Another Death in July
Death possesses a particular life of its own - does it not? A glimpse into the bowels of what once was. Life and death refer to existence and no longer extant: but how can one quantify existence when it functions on a continuum? A sentiment and philosophy acknowledged in the band name N.E.R.D. (No-one Ever Really Dies), unless…
William S. Burroughs makes astute observation and provides deeper (spiritual) commentary on a not dissimilar concept on page seven of his book, The Western Lands, when he postulates scientific substantiations of souls and their cosmological essence and life span:
Can any soul survive the searing fireball of an atomic blast? If human and animal souls are seen as electromagnetic force fields, such fields could be totally disrupted by a nuclear explosion. The mummy’s nightmare: disintegration of souls…
As long as electromagnetic force fields (Souls) composed of interconnective energistic matter (fleshless human entities) are our corporeal destinies (if mushroom cloud causing annihilations remain unpressed) then Pharrel Williams and the rest of the N.E.R.D. clan, countless musicians, artists, and other cosmically attuned creatures of the Universe, and, lastly, the sagacious Joni Mitchell, who eloquently expresses her Universal understanding in the song, Woodstock, at the Woodstock festival:
...We are stardust / We are golden / And we've got to get ourselves / Back to the garden / Billion year old carbon / Caught in the devil's bargain / We are golden / And we've got to get ourselves / Back to the garden…
There exists an irrefutable responsibility upon the mislabeled and scapegoat identified “lost” : individuals blessed and cursed with grace and consciousness bound to infinity’s universal, sentient composed, stardust - an invincible ubiquity beyond our limited access to the physical realm. And this was exactly Toshio’s conundrum, reality: and its proceeding stages of ambiguous recompense. What Toshio began to realize was (gifted by way of metamorphic transition from experiential waking to purgatorial ephemera) these were his his final days of corporeal engagement: now he, like Dante, must backfill the blind spots of his emotionally inconsiderate and selfish past: Toshio was relegated to self-examination - how does one determine, with grace, the punishment equal the crime severity of their consequential past? One could suppose he is to tease out, through the allegorical recapitulations of actors by other names the degree and dosage of other’s resentments and interpersonal misfirings - all slowly comes to view once relocated from petri dish to viewfinder.
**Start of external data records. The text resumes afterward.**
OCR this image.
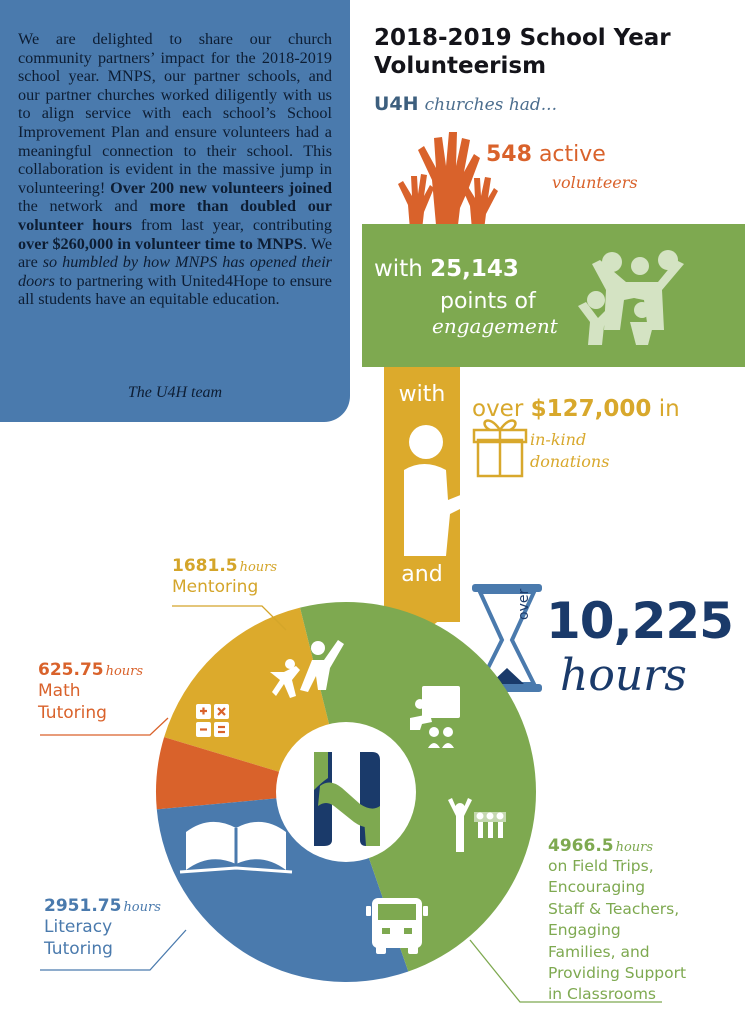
We are delighted to share our church community partners’ impact for the 2018-2019 school year. MNPS, our partner schools, and our partner churches worked diligently with us to align service with each school’s School Improvement Plan and ensure volunteers had a meaningful connection to their school. This collaboration is evident in the massive jump in volunteering! Over 200 new volunteers joined the network and more than doubled our volunteer hours from last year, contributing over $260,000 in volunteer time to MNPS. We are so humbled by how MNPS has opened their doors to partnering with United4Hope to ensure all students have an equitable education.

The U4H team
2018-2019 School Year Volunteerism
U4H churches had...
548 active
volunteers
with 25,143
points of
engagement
with
and
over $127,000 in
in-kind
donations
over 10,225
hours
1681.5 hours
Mentoring
625.75 hours
Math
Tutoring
2951.75 hours
Literacy
Tutoring
4966.5 hours
on Field Trips,
Encouraging
Staff & Teachers,
Engaging
Families, and
Providing Support
in Classrooms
We are Dante; we are Virgil; we are Toshio: there is no escape. Another musical poet enters my mind to help illustrate the enormity of our cause, or struggle, or path to accepting the guilt: and that is Aimee Mann and her song, Wise Up.
It's not / What you thought / When you first began it / You got / What you want / Now you can hardly stand it though / By now you know / It's not going to stop / It's not going to stop / It's not going to stop / 'Til you wise up / You're sure / There's a cure / And you have finally found it / You think / One drink / Will shrink you 'til you're underground / And living down / But it's not going to stop / It's not going to stop / It's not going to stop / 'Til you wise up / Prepare a list of what you need / Before you sign away the deed / 'Cause it's not going to stop / It's not going to stop / It's not going to stop / 'Til you wise up / No, it's not going to stop / 'Til you wise up / No, it's not going to stop / So just, give up
As a reader (and listener) one can easily get caught in the song’s lugubrious misdirection. This is not a defeatist song. This song represents strength, hope, acceptance, and the rock bottom one requires to precipitate a personal change. Do not give up on life, give up fighting life. Fighting life is analogous to fighting grape jelly or Jell-o (and we all saw what happened to Bill Cosby). This is what Running to Death (RTD) represents: the recognition that life is an impossible absurdity and carving a path through its intransigent brambles to spite it best we can. Give up the fight and find a way to cut a sliver, the beginnings of a clearing, to spend your time (our most valuable asset) to do the things you are passionate about; the activities you love; the people you love; the places you love; the spirit you love. And I want to be very clear on the following point: sure, I am talking to you (if you choose to listen), but first and foremost I am talking to me. I am seeking a way, a path, to decency - a life I can feel proud of and content with - because we will blink, and be looking back on either a life well lived or a field of regret and resentment. And it is a choice. I once read that Abraham Lincoln said that most folks are as happy as they make up their minds to be: I have to make a conscious effort to choose to make up my mind daily, because the misery is were I cut my teeth; it is where I honed my mind, sharpened my soul, and unraveled my being. And I am lucky: it mostly came back together - no longer can I give it away.